There is $75 billion in a federal loan modification program available to homeowners who qualify. Those facing possible foreclosure caused by a downturn in the economy, job loss, and financial hardship might be eligible to lower their monthly mortgage payments. One of the eligibility requirements imposed by your lender under the federal loan program involves your debt ratio. To determine whether your debt ratio is within the qualification guidelines, read this article further to learn how to calculate yours.

Lenders make their decisions based on one or two different types of debt ratios. One calculates your mortgage expenses compared to your monthly income and one calculates your total monthly expenses compared to your total monthly income. Your debt ratio tells the bank about your ability to afford your payments and what percentage of your total income is used for your housing expenses. There are different ranges of ratios used under different loan modification programs that determine your eligibility for loan modification.

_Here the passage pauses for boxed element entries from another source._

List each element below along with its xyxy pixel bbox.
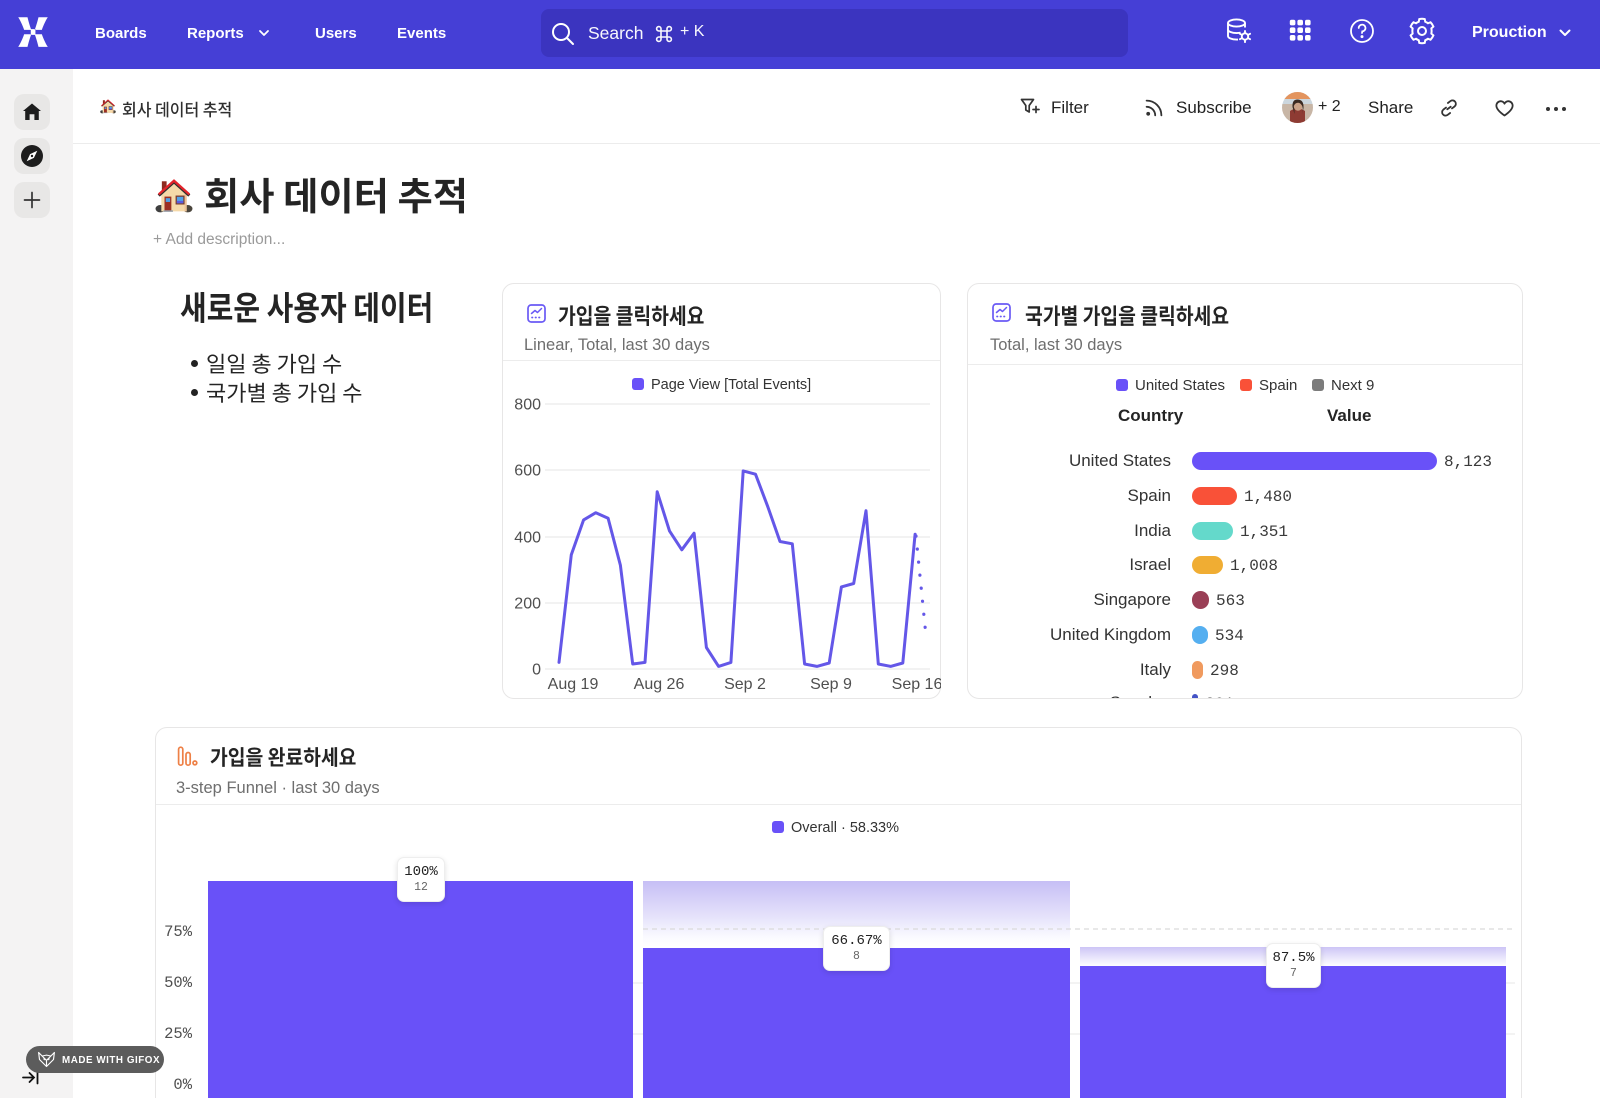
svg-text:25%: 25% [164,1025,193,1043]
svg-text:0: 0 [532,662,541,679]
svg-text:Sep 9: Sep 9 [810,676,852,693]
svg-text:800: 800 [514,397,541,414]
svg-text:75%: 75% [164,923,193,941]
svg-text:50%: 50% [164,974,193,992]
svg-text:Aug 26: Aug 26 [634,676,685,693]
svg-text:Sep 2: Sep 2 [724,676,766,693]
svg-text:600: 600 [514,463,541,480]
svg-text:400: 400 [514,530,541,547]
svg-text:200: 200 [514,596,541,613]
svg-text:Aug 19: Aug 19 [548,676,599,693]
svg-text:0%: 0% [173,1076,192,1094]
svg-text:Sep 16: Sep 16 [892,676,941,693]
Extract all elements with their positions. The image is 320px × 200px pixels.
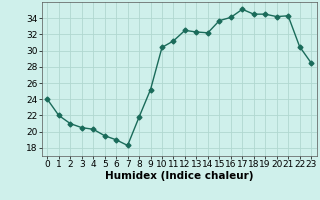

A sample debt ratio calculation is depicted below:

* Gross monthly income = $4000
* House Payment (including taxes, insurance, and HOA dues) = $1500
* Housing debt ratio = 1500 / 4000 = 37.5%

The higher your debt ratio, the more evident that you are encountering a financial hardship, but a ratio that is too high will increase your risk of default. In that case, say if your total debts and expenses exceed 52% of your total monthly income, you might be required to participate in credit counseling. If the ratio is beneath the range required under the federal loan modification program.